We consider the conjugate gradient algorithm applied to a general class of spiked sample covariance matrices. The main result of the paper is that the norms of the error and residual vectors at any finite step concentrate on deterministic values determined by orthogonal polynomials with respect to a deformed Marchenko--Pastur law. The first-order limits and fluctuations are shown to be universal. Additionally, for the case where the bulk eigenvalues lie in a single interval we show a stronger universality result in that the asymptotic rate of convergence of the conjugate gradient algorithm only depends on the support of the bulk, provided the spikes are well-separated from the bulk.

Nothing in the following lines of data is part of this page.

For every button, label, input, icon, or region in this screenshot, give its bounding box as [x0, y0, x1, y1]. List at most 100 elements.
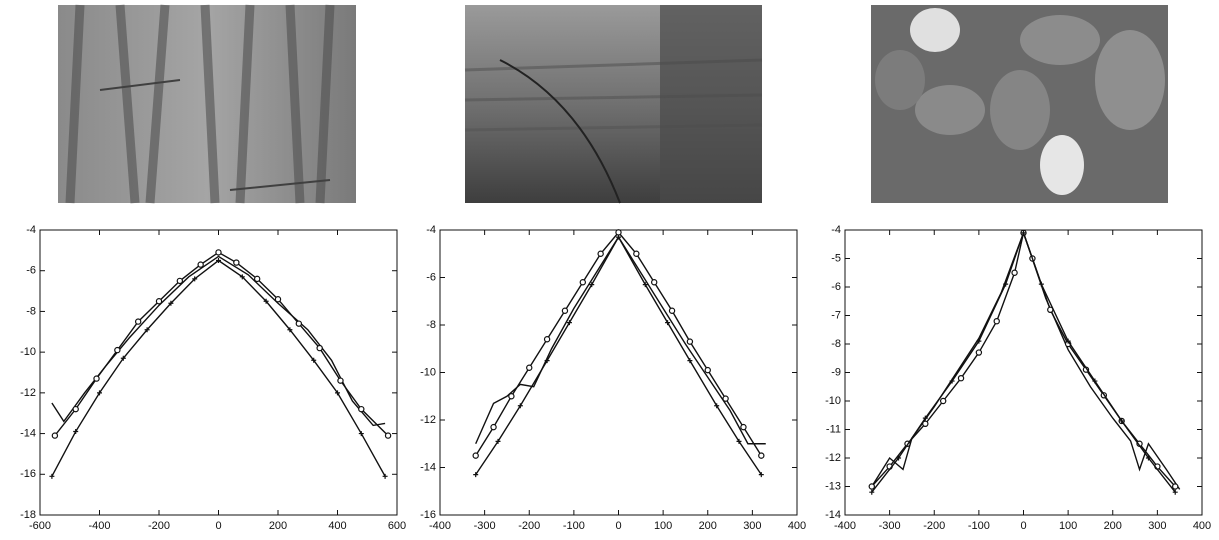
point	[508, 393, 515, 400]
y-tick-label: -16	[420, 509, 436, 521]
point	[311, 357, 317, 363]
point	[616, 234, 621, 240]
photo-field	[464, 5, 763, 204]
point	[642, 282, 648, 288]
y-tick-label: -14	[825, 509, 841, 521]
point	[495, 438, 501, 444]
point	[957, 375, 965, 382]
point	[869, 489, 875, 495]
point	[722, 395, 729, 402]
x-tick-label: 400	[788, 520, 806, 532]
point	[758, 472, 764, 478]
point	[216, 258, 221, 264]
point	[686, 338, 694, 345]
x-tick-label: 200	[269, 520, 287, 532]
x-tick-label: 600	[388, 520, 406, 532]
point	[73, 429, 79, 435]
y-tick-label: -6	[26, 265, 36, 277]
point	[1172, 483, 1179, 490]
y-tick-label: -4	[426, 224, 436, 236]
x-tick-label: 100	[654, 520, 672, 532]
y-tick-label: -7	[831, 309, 841, 321]
point	[579, 279, 587, 286]
y-tick-label: -6	[426, 271, 436, 283]
x-tick-label: 300	[743, 520, 761, 532]
point	[472, 452, 479, 459]
point	[589, 282, 595, 288]
y-tick-label: -8	[426, 319, 436, 331]
point	[922, 420, 929, 427]
point	[976, 338, 982, 344]
point	[358, 405, 365, 413]
x-tick-label: -200	[148, 520, 170, 532]
y-tick-label: -8	[831, 338, 841, 350]
x-tick-label: 300	[1148, 520, 1166, 532]
y-tick-label: -12	[825, 452, 841, 464]
plot-frame	[39, 229, 398, 516]
point	[949, 378, 955, 384]
point	[517, 403, 523, 409]
point	[714, 403, 720, 409]
series-line	[475, 235, 766, 445]
point	[93, 375, 100, 382]
point	[740, 423, 747, 431]
point	[134, 318, 142, 325]
series-line	[54, 251, 389, 437]
point	[922, 415, 928, 421]
point	[665, 320, 671, 326]
point	[490, 423, 497, 431]
x-tick-label: -300	[474, 520, 496, 532]
x-tick-label: -100	[968, 520, 990, 532]
x-tick-label: -400	[834, 520, 856, 532]
point	[939, 397, 947, 405]
series-line	[871, 230, 1181, 490]
point	[337, 377, 344, 384]
point	[868, 483, 875, 490]
point	[736, 438, 742, 444]
point	[384, 432, 392, 439]
point	[168, 300, 174, 306]
point	[651, 279, 658, 286]
point	[1003, 281, 1009, 287]
point	[335, 390, 340, 396]
x-tick-label: -200	[923, 520, 945, 532]
x-tick-label: -300	[879, 520, 901, 532]
point	[687, 358, 693, 364]
series-line	[475, 231, 762, 456]
x-tick-label: 200	[699, 520, 717, 532]
point	[1065, 338, 1071, 344]
point	[543, 336, 551, 343]
y-tick-label: -18	[20, 509, 36, 521]
y-tick-label: -12	[420, 414, 436, 426]
x-tick-label: 0	[615, 520, 621, 532]
point	[597, 250, 604, 257]
y-tick-label: -5	[831, 252, 841, 264]
point	[215, 249, 222, 256]
point	[993, 318, 1000, 325]
point	[896, 455, 902, 461]
point	[668, 307, 676, 314]
y-tick-label: -8	[26, 305, 36, 317]
point	[544, 358, 550, 364]
y-tick-label: -6	[831, 281, 841, 293]
x-tick-label: -200	[518, 520, 540, 532]
y-tick-label: -10	[420, 366, 436, 378]
point	[1021, 230, 1026, 236]
series-line	[871, 230, 1176, 487]
x-tick-label: -100	[563, 520, 585, 532]
y-tick-label: -4	[831, 224, 841, 236]
plot-frame	[844, 229, 1203, 516]
y-tick-label: -12	[20, 387, 36, 399]
series-line	[51, 255, 386, 427]
plot-frame	[439, 229, 798, 516]
point	[239, 274, 245, 280]
point	[561, 307, 569, 314]
y-tick-label: -14	[20, 427, 36, 439]
x-tick-label: 0	[1020, 520, 1026, 532]
point	[253, 275, 261, 283]
x-tick-label: 100	[1059, 520, 1077, 532]
x-tick-label: -600	[29, 520, 51, 532]
x-tick-label: -400	[88, 520, 110, 532]
point	[120, 355, 126, 361]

In particular, this shows that the classical condition number bound for the conjugate gradient algorithm is pessimistic for spiked matrices.

翻译：我们认为,同值梯度算法适用于一整类加压样本共变矩阵。本文的主要结果是,任何有限步骤的误差和残余矢量的规范都集中在由正正方数多角度法确定的确定值上,与分解的马chenko-Pastur法有关。第一阶限值和波动被证明是普遍的。此外,对于大宗电子元值处于单一间隔期的情况,我们显示出一个较强的普遍性结果,即同值梯度算法的缓慢趋同率仅取决于大宗的支撑,只要峰值与大宗完全分离。这特别表明,同值梯度算法的典型条件号对于加压矩阵来说是悲观的。